書籍

塩ひとつまみ それだけでおいしく

塩ひとつまみ それだけでおいしく

■荻野 恭子/著
■978-4-7895-4508-2
■B5判 182mm×257mm 96ページ
■定価:1,540円(本体1,400円+税)
■発行年月:2021年9月

商品説明

塩ひとつまみ料理とは…

1 塩を使うのは「1回」だけ。

2 塩をするタイミングがわかります。

3 ほどよい塩味。とりすぎません。

塩が大好き! だからこそ塩をじょうずに、大事に使いたいと考える料理研究家・荻野恭子さんによる「塩ひとつまみ」のレシピ集です。素材のおいしさを最大限に引き出すテクニックは、世界じゅうを旅して料理を研究してきた荻野さんならでは。シンプルでいて深い味わいが魅力です。「塩ひとつまみ」1回で味つけが完成するので初心者でも作りやすく、塩をとりすぎる心配もないため、塩分を気にするかたにもおすすめです。

写真/鈴木泰介

本書の「はじめに」から

「塩ひとつまみ」の感覚がつかめると、料理が自由自在に作れるようになり、楽しくなります。

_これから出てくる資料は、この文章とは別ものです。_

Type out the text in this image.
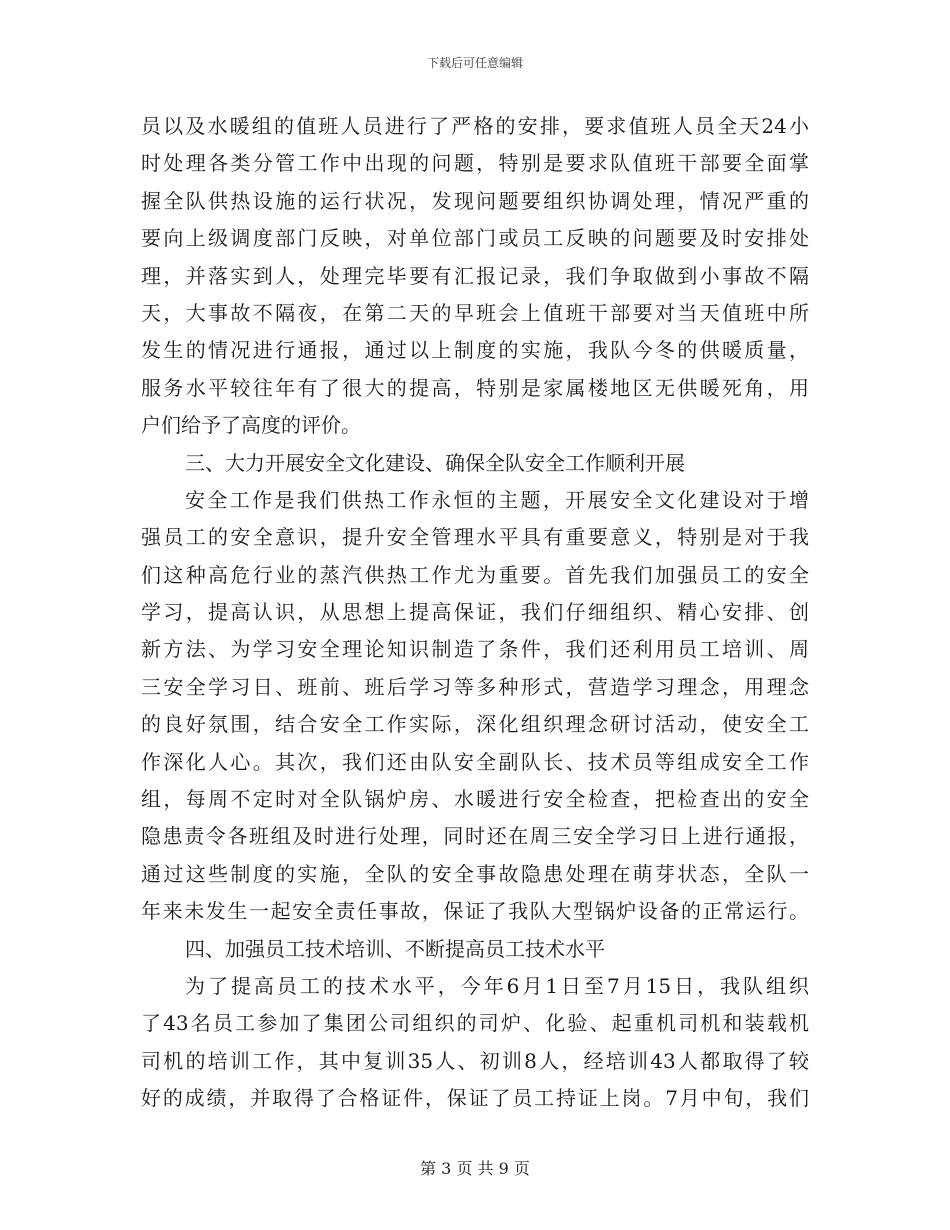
下载后可任意编辑
员以及水暖组的值班人员进行了严格的安排，要求值班人员全天24小
时处理各类分管工作中出现的问题，特别是要求队值班干部要全面掌
握全队供热设施的运行状况，发现问题要组织协调处理，情况严重的
要向上级调度部门反映，对单位部门或员工反映的问题要及时安排处
理，并落实到人，处理完毕要有汇报记录，我们争取做到小事故不隔
天，大事故不隔夜，在第二天的早班会上值班干部要对当天值班中所
发生的情况进行通报，通过以上制度的实施，我队今冬的供暖质量，
服务水平较往年有了很大的提高，特别是家属楼地区无供暖死角，用
户们给予了高度的评价。
三、大力开展安全文化建设、确保全队安全工作顺利开展
安全工作是我们供热工作永恒的主题，开展安全文化建设对于增
强员工的安全意识，提升安全管理水平具有重要意义，特别是对于我
们这种高危行业的蒸汽供热工作尤为重要。首先我们加强员工的安全
学习，提高认识，从思想上提高保证，我们仔细组织、精心安排、创
新方法、为学习安全理论知识制造了条件，我们还利用员工培训、周
三安全学习日、班前、班后学习等多种形式，营造学习理念，用理念
的良好氛围，结合安全工作实际，深化组织理念研讨活动，使安全工
作深化人心。其次，我们还由队安全副队长、技术员等组成安全工作
组，每周不定时对全队锅炉房、水暖进行安全检查，把检查出的安全
隐患责令各班组及时进行处理，同时还在周三安全学习日上进行通报，
通过这些制度的实施，全队的安全事故隐患处理在萌芽状态，全队一
年来未发生一起安全责任事故，保证了我队大型锅炉设备的正常运行。
四、加强员工技术培训、不断提高员工技术水平
为了提高员工的技术水平，今年6月1日至7月15日，我队组织
了43名员工参加了集团公司组织的司炉、化验、起重机司机和装载机
司机的培训工作，其中复训35人、初训8人，经培训43人都取得了较
好的成绩，并取得了合格证件，保证了员工持证上岗。7月中旬，我们
第 3 页 共 9 页
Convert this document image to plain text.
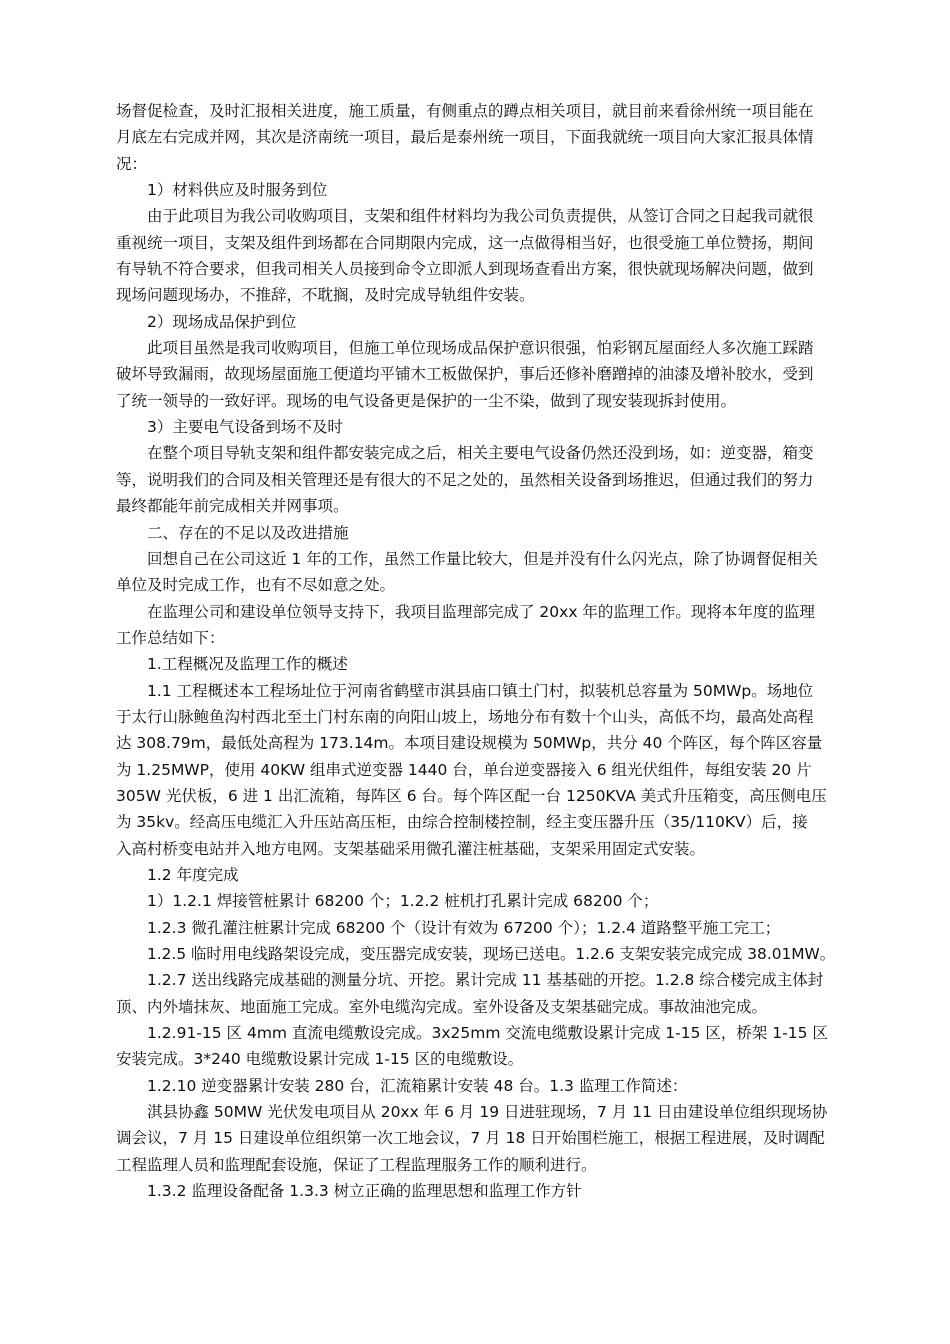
场督促检查，及时汇报相关进度，施工质量，有侧重点的蹲点相关项目，就目前来看徐州统一项目能在
月底左右完成并网，其次是济南统一项目，最后是泰州统一项目，下面我就统一项目向大家汇报具体情
况：
1）材料供应及时服务到位
由于此项目为我公司收购项目，支架和组件材料均为我公司负责提供，从签订合同之日起我司就很
重视统一项目，支架及组件到场都在合同期限内完成，这一点做得相当好，也很受施工单位赞扬，期间
有导轨不符合要求，但我司相关人员接到命令立即派人到现场查看出方案，很快就现场解决问题，做到
现场问题现场办，不推辞，不耽搁，及时完成导轨组件安装。
2）现场成品保护到位
此项目虽然是我司收购项目，但施工单位现场成品保护意识很强，怕彩钢瓦屋面经人多次施工踩踏
破坏导致漏雨，故现场屋面施工便道均平铺木工板做保护，事后还修补磨蹭掉的油漆及增补胶水，受到
了统一领导的一致好评。现场的电气设备更是保护的一尘不染，做到了现安装现拆封使用。
3）主要电气设备到场不及时
在整个项目导轨支架和组件都安装完成之后，相关主要电气设备仍然还没到场，如：逆变器，箱变
等，说明我们的合同及相关管理还是有很大的不足之处的，虽然相关设备到场推迟，但通过我们的努力
最终都能年前完成相关并网事项。
二、存在的不足以及改进措施
回想自己在公司这近 1 年的工作，虽然工作量比较大，但是并没有什么闪光点，除了协调督促相关
单位及时完成工作，也有不尽如意之处。
在监理公司和建设单位领导支持下，我项目监理部完成了 20xx 年的监理工作。现将本年度的监理
工作总结如下：
1.工程概况及监理工作的概述
1.1 工程概述本工程场址位于河南省鹤壁市淇县庙口镇土门村，拟装机总容量为 50MWp。场地位
于太行山脉鲍鱼沟村西北至土门村东南的向阳山坡上，场地分布有数十个山头，高低不均，最高处高程
达 308.79m，最低处高程为 173.14m。本项目建设规模为 50MWp，共分 40 个阵区，每个阵区容量
为 1.25MWP，使用 40KW 组串式逆变器 1440 台，单台逆变器接入 6 组光伏组件，每组安装 20 片
305W 光伏板，6 进 1 出汇流箱，每阵区 6 台。每个阵区配一台 1250KVA 美式升压箱变，高压侧电压
为 35kv。经高压电缆汇入升压站高压柜，由综合控制楼控制，经主变压器升压（35/110KV）后，接
入高村桥变电站并入地方电网。支架基础采用微孔灌注桩基础，支架采用固定式安装。
1.2 年度完成
1）1.2.1 焊接管桩累计 68200 个；1.2.2 桩机打孔累计完成 68200 个；
1.2.3 微孔灌注桩累计完成 68200 个（设计有效为 67200 个）；1.2.4 道路整平施工完工；
1.2.5 临时用电线路架设完成，变压器完成安装，现场已送电。1.2.6 支架安装完成完成 38.01MW。
1.2.7 送出线路完成基础的测量分坑、开挖。累计完成 11 基基础的开挖。1.2.8 综合楼完成主体封
顶、内外墙抹灰、地面施工完成。室外电缆沟完成。室外设备及支架基础完成。事故油池完成。
1.2.91-15 区 4mm 直流电缆敷设完成。3x25mm 交流电缆敷设累计完成 1-15 区，桥架 1-15 区
安装完成。3*240 电缆敷设累计完成 1-15 区的电缆敷设。
1.2.10 逆变器累计安装 280 台，汇流箱累计安装 48 台。1.3 监理工作简述：
淇县协鑫 50MW 光伏发电项目从 20xx 年 6 月 19 日进驻现场，7 月 11 日由建设单位组织现场协
调会议，7 月 15 日建设单位组织第一次工地会议，7 月 18 日开始围栏施工，根据工程进展，及时调配
工程监理人员和监理配套设施，保证了工程监理服务工作的顺利进行。
1.3.2 监理设备配备 1.3.3 树立正确的监理思想和监理工作方针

塩の魅力は無限大。その奥深さに引き寄せられるように、塩は私のライフワークとなり、料理のメインテーマになりました。

私が考える料理のおいしさは、「素材+塩+水」が基本。素材の持ち味をきちんと引き出すことができれば、ほんの少しの塩と水だけで驚くほど深い味わいが生まれます。これはもう世界に共通するグローバルな味です。

塩を使いこなせるようになったら料理は変わります。でも、料理人の世界でも「塩ふり3年」といわれるように、塩の使い方はとても繊細で、むずかしいものです。

そこで、この本でお伝えする料理は、すべて「塩ひとつまみ」としました。指先で塩をつまんだ手ざわりは、舌で感じた味覚とつながって記憶に残ります。自分でその感覚がつかめるようになれば、余分な塩を使わずとも、だれでも迷うことなく簡単においしい料理を作れますよ。

私はこれまで 65 か国以上を訪れて、旅をしながら料理を教わってきましたが、料理じょうずな人たちのほとんどは計量カップや計量スプーンを使いません。特に家庭料理はみんな「手ばかり」です。

料理って、数字じゃなくて体で感じとるところがあるんですよ。だって、そもそも料理は一期一会のものでしょう。同じ料理を作るにしても、毎回まったく同じ食材がそろうわけではありませんし、自分の体調によっても感じ方は変わります。手ばかりができると、塩をち ょっと増やしたり、減らしたりして、そのときいちばんおいしい加減にできるんです。

だからといって、計量の道具が必要ないとは思っていません。手ばかりと道具を使う計量と、両方わかっているといい。仕事が早く、楽になります。そして、運動といっしょで、体が一度覚えたことは忘れません。

料理は毎日続くものですから、楽に作れるということも大事です。今年 102 歳になった母を見ても、私自身をふり返ってもそう思います。この本で「塩ひとつまみ」がどれくらいなのか感覚をつかみ、毎日おいしい料理を作っていきましょう!

 

 

□荻野恭子プロフィール
おぎのきょうこ〇料理研究家。世界 65 か国以上を訪れて現地の主婦やシェフに料理を習い、食文化の研究を続けている。中でも塩はライフワークの一つ。『手づくり調味料のある暮らし』(暮しの手帖社)ほか著書多数。